Le aprieta al inglés su mano limpia, la derecha. Desde aquella tarde, el meta dejó de ser un portero para convertirse en chivato. Si no llega a ser por ese gol, Shil, ¿quién te iba a recordar ahora?, le bromea Gascoigne. Nunca nos pusimos del lado de la víctima. El trío arbitral lo sabe todo, un narrador omnisciente que advierte al espectador de lo que está por venir. El tunecino Bin Nasser le había dicho minutos antes a sus linieres que se tomaran el día, que él haría todo el trabajo. Sujeta la moneda y advierte al meta de que todo tiene un precio. El juez de línea Dotchev porta el semblante de esos secundarios que caen en los primeros minutos de la película. Mira al infinito, se quiere evadir, sabe que está muerto en vida. Pero el cómplice de la escena es el auxiliar que sujeta la pelota. Mira directamente a la mano izquierda de Maradona con una sonrisa que viene del futuro. Sabe que el destino del fútbol se va a decidir en la distancia que va de ese puño hasta su pie izquierdo. En apenas cinco minutos del Alí más salvaje. Golpea con el pie, con la mano, regatea, choca contra los ingleses y les hace entrar en colapso. A partir de ahí, las piezas del Belén: Víctor Hugo Morales, el pase de Enrique o esa extraña sombra del centro del campo del Estadio Azteca formada por el sistema de megafonía, un pantócrator con la forma de la cuna de Superman.

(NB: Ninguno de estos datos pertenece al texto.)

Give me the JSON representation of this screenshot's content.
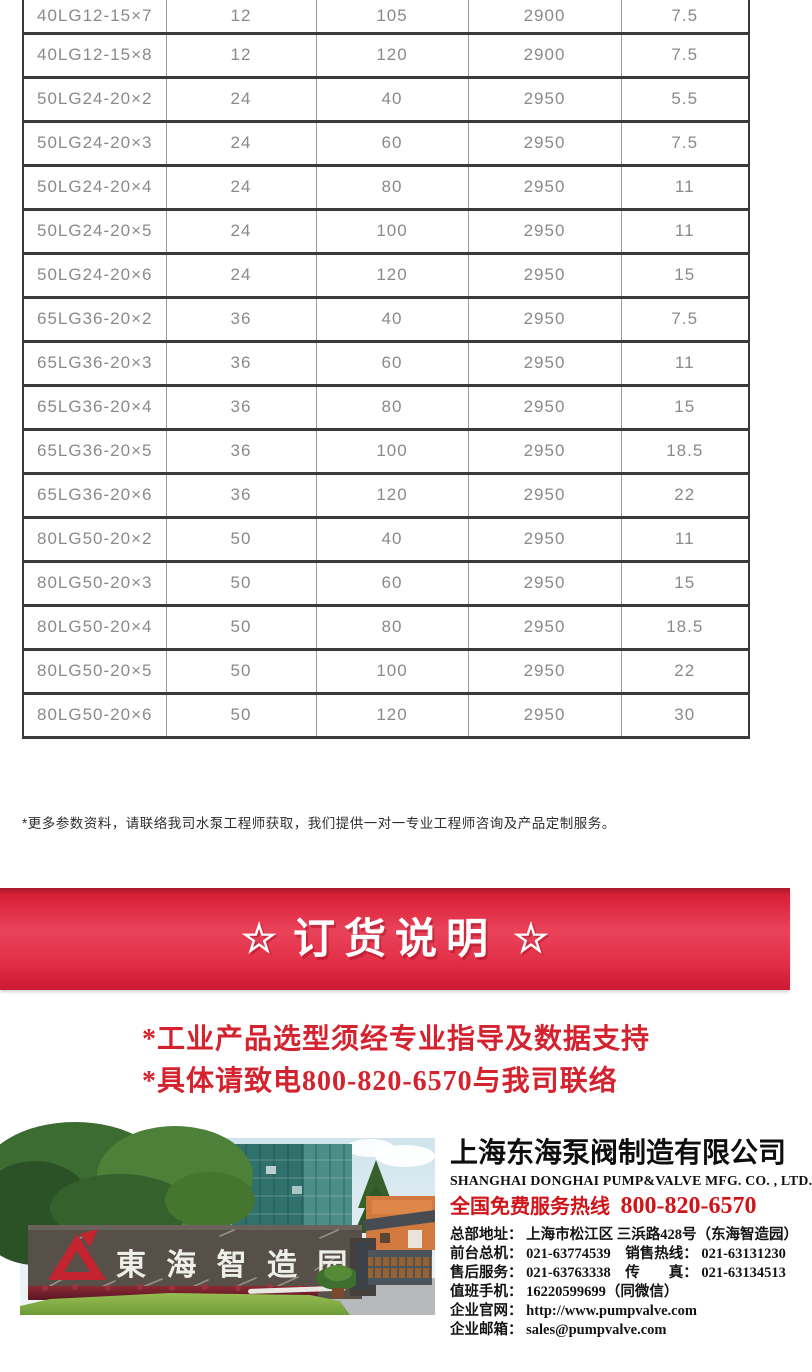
{
  "colors": {
    "banner_red": "#e2293f",
    "notice_red": "#d4232f",
    "hotline_red": "#d11419",
    "table_text_gray": "#8a8a8a"
  },
  "table": {
    "rows": [
      [
        "40LG12-15×7",
        "12",
        "105",
        "2900",
        "7.5"
      ],
      [
        "40LG12-15×8",
        "12",
        "120",
        "2900",
        "7.5"
      ],
      [
        "50LG24-20×2",
        "24",
        "40",
        "2950",
        "5.5"
      ],
      [
        "50LG24-20×3",
        "24",
        "60",
        "2950",
        "7.5"
      ],
      [
        "50LG24-20×4",
        "24",
        "80",
        "2950",
        "11"
      ],
      [
        "50LG24-20×5",
        "24",
        "100",
        "2950",
        "11"
      ],
      [
        "50LG24-20×6",
        "24",
        "120",
        "2950",
        "15"
      ],
      [
        "65LG36-20×2",
        "36",
        "40",
        "2950",
        "7.5"
      ],
      [
        "65LG36-20×3",
        "36",
        "60",
        "2950",
        "11"
      ],
      [
        "65LG36-20×4",
        "36",
        "80",
        "2950",
        "15"
      ],
      [
        "65LG36-20×5",
        "36",
        "100",
        "2950",
        "18.5"
      ],
      [
        "65LG36-20×6",
        "36",
        "120",
        "2950",
        "22"
      ],
      [
        "80LG50-20×2",
        "50",
        "40",
        "2950",
        "11"
      ],
      [
        "80LG50-20×3",
        "50",
        "60",
        "2950",
        "15"
      ],
      [
        "80LG50-20×4",
        "50",
        "80",
        "2950",
        "18.5"
      ],
      [
        "80LG50-20×5",
        "50",
        "100",
        "2950",
        "22"
      ],
      [
        "80LG50-20×6",
        "50",
        "120",
        "2950",
        "30"
      ]
    ]
  },
  "note": "*更多参数资料，请联络我司水泵工程师获取，我们提供一对一专业工程师咨询及产品定制服务。",
  "banner": {
    "star_left": "☆",
    "title": "订货说明",
    "star_right": "☆"
  },
  "notices": [
    "*工业产品选型须经专业指导及数据支持",
    "*具体请致电800-820-6570与我司联络"
  ],
  "photo": {
    "sign_text": "東 海 智 造 园"
  },
  "company": {
    "name_cn": "上海东海泵阀制造有限公司",
    "name_en": "SHANGHAI DONGHAI PUMP&VALVE MFG. CO. , LTD.",
    "hotline_label": "全国免费服务热线",
    "hotline_number": "800-820-6570",
    "contact_lines": [
      "总部地址： 上海市松江区 三浜路428号（东海智造园）",
      "前台总机： 021-63774539　销售热线： 021-63131230",
      "售后服务： 021-63763338　传　　真： 021-63134513",
      "值班手机： 16220599699（同微信）",
      "企业官网： http://www.pumpvalve.com",
      "企业邮箱： sales@pumpvalve.com"
    ]
  }
}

¿Qué hubiera sido de la segunda mitad de los ochenta si el linier hubiera levantado la bandera? Maradona nunca pidió perdón pero se redimió con el fútbol cuatro después con el fútbol con su propio cantar de gesta. ¿Qué hubiera sido de Maradona si no le hubieran roto el tobillo? ¿Habría fichado por el Nápoles? ¿Estando limpio, habría ganado el Mundial de USA 94? El propio Diego no dejaba de preguntárselo ¿Hasta dónde hubiera llegado Maradona si no hubiese sido Maradona? Pero fue gol y todo acabó de otra manera. Igual que México no tenía previsto celebrar aquel mundial asignado a Colombia. Cinco minutos que resumen una carrera; la del golfo y la del genio. El arrebato, la venganza, la culpa, el perdón, la redención y la empatía. La telenovela y las Bellas Artes. Durante mi infancia, Maradona fue una fábrica de lo extraordinario.

 ¿Hasta dónde hubiera llegado Maradona si no hubiese sido Maradona? Pero fue gol y todo acabó de otra manera. Igual que México no tenía previsto celebrar aquel mundial asignado a Colombia. Cinco minutos que resumen una carrera; la del golfo y la del genio.

Durante mi juventud, un ángel caído que ensuciaba recuerdos. Rey del perdón y del escapismo. Se va el año en que el fútbol dejó de ser lo que era, el año en el que los domingos se prohibieron los abrazos de gol. Cada cierto tiempo necesito teclear en YouTube esos dos goles y los repaso casi con los ojos cerrados. Como un tarado que necesita repetir muchas veces el mismo rezo para sentirse seguro, como el sonámbulo que se despierta a media noche y palpa las paredes de la casa, para saber que todo está en su sitio. Cuando leí la noticia de su muerte, sentí un golpe en el pecho, supongo que fue su última pateada, la que lanzó al arco de nuestros recuerdos. No se si Diego llegó a ser mi ídolo pero reconozco que gracias a lo que hizo en el campo fui un poco más feliz. Y pese a las decepciones de la vida, la infancia no se ensucia.